WEEK 9: Group work: Reevaluation and progress.

  • Organizing ideas: What do we know? Each student will share the outcome of her/his independent research with the rest of the group.
  • Allocation of tasks: What else do we need to know? Are there any follow-up questions?
  • Knowledge application: Put the ideas together, and focus on organizing how the work will be presented.

 

WEEK 10: Progress reports.

  • Informal go-around-the-table discussion, where each group will talk about their ideas, questions, and comments. This will allow for friendly, no-pressure peer-peer and teacher-student feedback, as well as teacher guidance.
  • Each group will submit an initial proposal about their contribution to the Health Awareness Fair. Group work.

 

WEEK 11: Group presentations/peer review.

  • Each group will present their work in progress, and the rest of the class will listen and serve as peer reviewers.
  • The presentation is followed by peer review and whole-class discussion to provide feedback.
  • The groups will then reconsider, adjust, change, and plan further action.

 

WEEK 12: Progress reports.

  • Each group will talk about the changes or adjustments made in response to the teacher’s input and peer-review comments to polish presentations.
  • Each group will explain their contribution to the health fair. Newsletter contribution is due.

 

WEEK 13: Formal presentations and final preparations for the fair.

 

WEEK 14: Health Fair Day.

 

WEEK 15: Reflection, and post-course questionnaire or concept map.

 

Annotated List of Resources and Materials:

Web site addresses to explore ideas for the Health Fair:

http://fcs.tamu.edu/health/hfpg/

http://www.health-and-wellness-fairs.com/

http://www.wikihow.com/Plan-a-Health-Fair-in-a-High-School

http://www.newtownbee.com/news/education/2013/05/30/high-school-s-health-fair-best-one-yet/140095

 

Peer review guide for the problem-based projects:

Use the following questions to review your classmate’s project.

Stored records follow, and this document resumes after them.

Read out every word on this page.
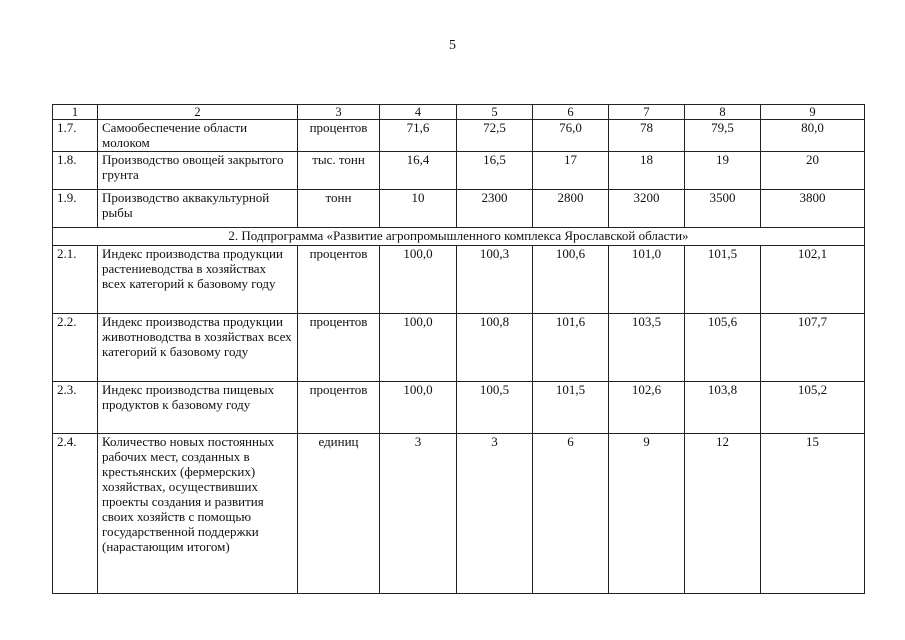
5
1	2	3	4	5	6	7	8	9
1.7.	Самообеспечение области молоком	процентов	71,6	72,5	76,0	78	79,5	80,0
1.8.	Производство овощей закрытого грунта	тыс. тонн	16,4	16,5	17	18	19	20
1.9.	Производство аквакультурной рыбы	тонн	10	2300	2800	3200	3500	3800
2. Подпрограмма «Развитие агропромышленного комплекса Ярославской области»								
2.1.	Индекс производства продукции растениеводства в хозяйствах всех категорий к базовому году	процентов	100,0	100,3	100,6	101,0	101,5	102,1
2.2.	Индекс производства продукции животноводства в хозяйствах всех категорий к базовому году	процентов	100,0	100,8	101,6	103,5	105,6	107,7
2.3.	Индекс производства пищевых продуктов к базовому году	процентов	100,0	100,5	101,5	102,6	103,8	105,2
2.4.	Количество новых постоянных рабочих мест, созданных в крестьянских (фермерских) хозяйствах, осуществивших проекты создания и развития своих хозяйств с помощью государственной поддержки (нарастающим итогом)	единиц	3	3	6	9	12	15
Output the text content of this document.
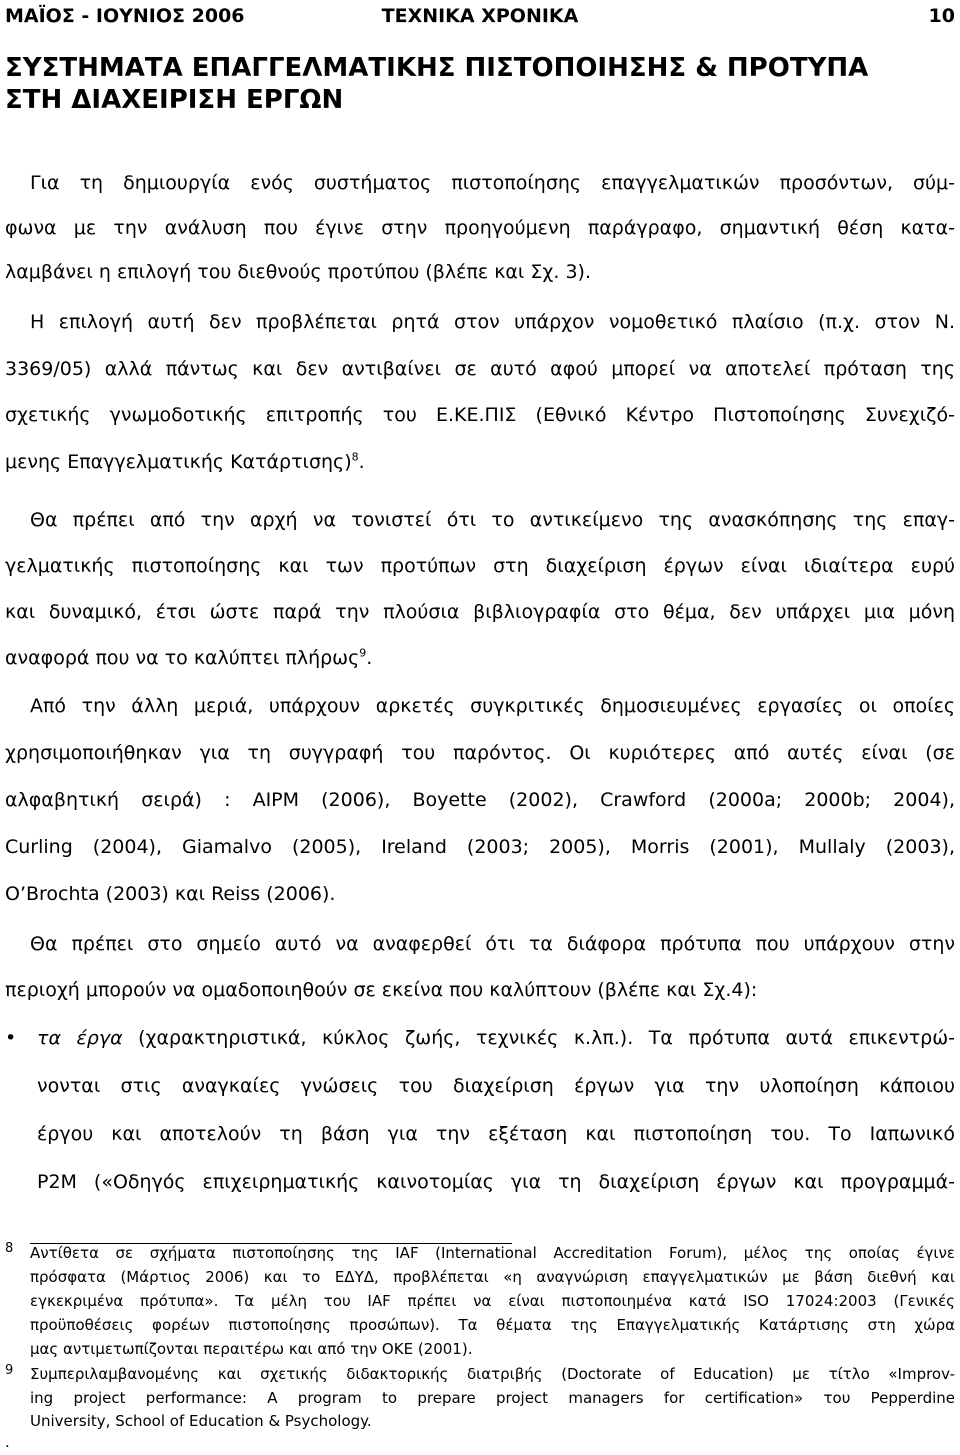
ΜΑΪΟΣ - ΙΟΥΝΙΟΣ 2006	ΤΕΧΝΙΚΑ ΧΡΟΝΙΚΑ	10
ΣΥΣΤΗΜΑΤΑ ΕΠΑΓΓΕΛΜΑΤΙΚΗΣ ΠΙΣΤΟΠΟΙΗΣΗΣ & ΠΡΟΤΥΠΑ
ΣΤΗ ΔΙΑΧΕΙΡΙΣΗ ΕΡΓΩΝ
Για τη δημιουργία ενός συστήματος πιστοποίησης επαγγελματικών προσόντων, σύμ-
φωνα με την ανάλυση που έγινε στην προηγούμενη παράγραφο, σημαντική θέση κατα-
λαμβάνει η επιλογή του διεθνούς προτύπου (βλέπε και Σχ. 3).
Η επιλογή αυτή δεν προβλέπεται ρητά στον υπάρχον νομοθετικό πλαίσιο (π.χ. στον Ν.
3369/05) αλλά πάντως και δεν αντιβαίνει σε αυτό αφού μπορεί να αποτελεί πρόταση της
σχετικής γνωμοδοτικής επιτροπής του Ε.ΚΕ.ΠΙΣ (Εθνικό Κέντρο Πιστοποίησης Συνεχιζό-
μενης Επαγγελματικής Κατάρτισης)$^8$.
Θα πρέπει από την αρχή να τονιστεί ότι το αντικείμενο της ανασκόπησης της επαγ-
γελματικής πιστοποίησης και των προτύπων στη διαχείριση έργων είναι ιδιαίτερα ευρύ
και δυναμικό, έτσι ώστε παρά την πλούσια βιβλιογραφία στο θέμα, δεν υπάρχει μια μόνη
αναφορά που να το καλύπτει πλήρως$^9$.
Από την άλλη μεριά, υπάρχουν αρκετές συγκριτικές δημοσιευμένες εργασίες οι οποίες
χρησιμοποιήθηκαν για τη συγγραφή του παρόντος. Οι κυριότερες από αυτές είναι (σε
αλφαβητική σειρά) : AIPM (2006), Boyette (2002), Crawford (2000a; 2000b; 2004),
Curling (2004), Giamalvo (2005), Ireland (2003; 2005), Morris (2001), Mullaly (2003),
O’Brochta (2003) και Reiss (2006).
Θα πρέπει στο σημείο αυτό να αναφερθεί ότι τα διάφορα πρότυπα που υπάρχουν στην
περιοχή μπορούν να ομαδοποιηθούν σε εκείνα που καλύπτουν (βλέπε και Σχ.4):
• τα έργα (χαρακτηριστικά, κύκλος ζωής, τεχνικές κ.λπ.). Τα πρότυπα αυτά επικεντρώ-
νονται στις αναγκαίες γνώσεις του διαχείριση έργων για την υλοποίηση κάποιου
έργου και αποτελούν τη βάση για την εξέταση και πιστοποίηση του. Το Ιαπωνικό
P2M («Οδηγός επιχειρηματικής καινοτομίας για τη διαχείριση έργων και προγραμμά-
8 Αντίθετα σε σχήματα πιστοποίησης της IAF (International Accreditation Forum), μέλος της οποίας έγινε
πρόσφατα (Μάρτιος 2006) και το ΕΔΥΔ, προβλέπεται «η αναγνώριση επαγγελματικών με βάση διεθνή και
εγκεκριμένα πρότυπα». Τα μέλη του IAF πρέπει να είναι πιστοποιημένα κατά ISO 17024:2003 (Γενικές
προϋποθέσεις φορέων πιστοποίησης προσώπων). Τα θέματα της Επαγγελματικής Κατάρτισης στη χώρα
μας αντιμετωπίζονται περαιτέρω και από την ΟΚΕ (2001).
9 Συμπεριλαμβανομένης και σχετικής διδακτορικής διατριβής (Doctorate of Education) με τίτλο «Improv-
ing project performance: A program to prepare project managers for certification» του Pepperdine
University, School of Education & Psychology.
.
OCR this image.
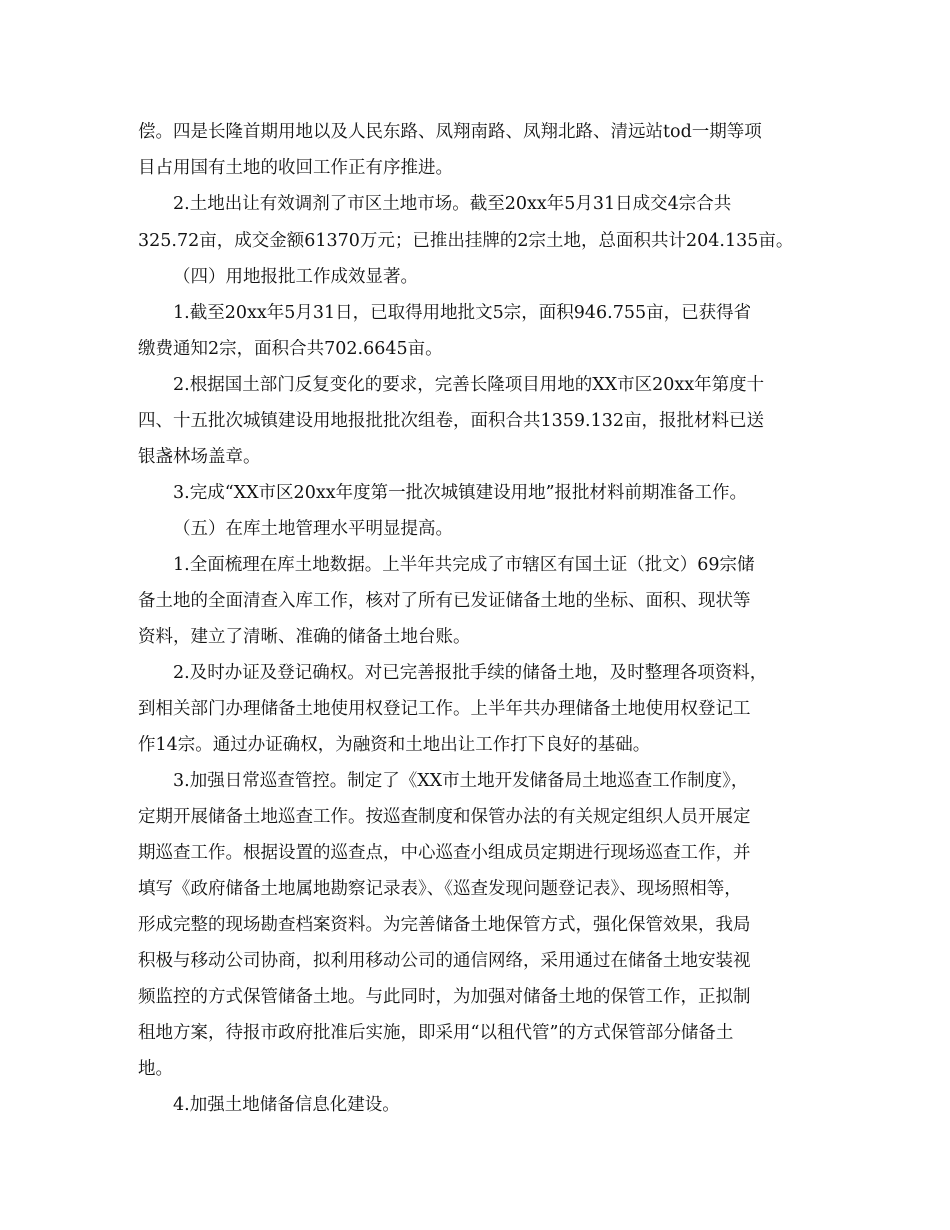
偿。四是长隆首期用地以及人民东路、凤翔南路、凤翔北路、清远站tod一期等项
目占用国有土地的收回工作正有序推进。
2.土地出让有效调剂了市区土地市场。截至20xx年5月31日成交4宗合共
325.72亩，成交金额61370万元；已推出挂牌的2宗土地，总面积共计204.135亩。
（四）用地报批工作成效显著。
1.截至20xx年5月31日，已取得用地批文5宗，面积946.755亩，已获得省
缴费通知2宗，面积合共702.6645亩。
2.根据国土部门反复变化的要求，完善长隆项目用地的XX市区20xx年第度十
四、十五批次城镇建设用地报批批次组卷，面积合共1359.132亩，报批材料已送
银盏林场盖章。
3.完成“XX市区20xx年度第一批次城镇建设用地”报批材料前期准备工作。
（五）在库土地管理水平明显提高。
1.全面梳理在库土地数据。上半年共完成了市辖区有国土证（批文）69宗储
备土地的全面清查入库工作，核对了所有已发证储备土地的坐标、面积、现状等
资料，建立了清晰、准确的储备土地台账。
2.及时办证及登记确权。对已完善报批手续的储备土地，及时整理各项资料，
到相关部门办理储备土地使用权登记工作。上半年共办理储备土地使用权登记工
作14宗。通过办证确权，为融资和土地出让工作打下良好的基础。
3.加强日常巡查管控。制定了《XX市土地开发储备局土地巡查工作制度》，
定期开展储备土地巡查工作。按巡查制度和保管办法的有关规定组织人员开展定
期巡查工作。根据设置的巡查点，中心巡查小组成员定期进行现场巡查工作，并
填写《政府储备土地属地勘察记录表》、《巡查发现问题登记表》、现场照相等，
形成完整的现场勘查档案资料。为完善储备土地保管方式，强化保管效果，我局
积极与移动公司协商，拟利用移动公司的通信网络，采用通过在储备土地安装视
频监控的方式保管储备土地。与此同时，为加强对储备土地的保管工作，正拟制
租地方案，待报市政府批准后实施，即采用“以租代管”的方式保管部分储备土
地。
4.加强土地储备信息化建设。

Please answer the questions AND the critique with as much detailed as you can.

 

REVIEWER NAME:

 

1. What is the main topic of this project, and what its importance?

 

2. What is the biological and sociological impact? Did the writer convey this idea clearly?

 

3. What are the main ideas or aspects of the project? Did the group clearly identify the supporting ideas? Are they pertinent?

 

4. Which aspects of the project have been developed with detail and clarity? Which ones require more work?

 

5. Is the biological aspect clear and detailed enough? Does the group provide enough relevant information for the reader to understand the idea? What is confusing?

 

 

6. Does the work present the social aspect in an interesting, relevant, and clear manner? If so, how?

 

 

7. What areas of the project need more or fewer examples that illustrate or support the ideas?

 

 

8. Identify any part of the project that does not belong or is irrelevant.

 

 

9. What are the main conclusions? Does the group propose new ideas or ways to help, solve, or contribute to the problem under discussion?

 

 

10. Did you find the paper interesting, engaging, and clearly presented? What general advice can you offer to make your peer’s work better?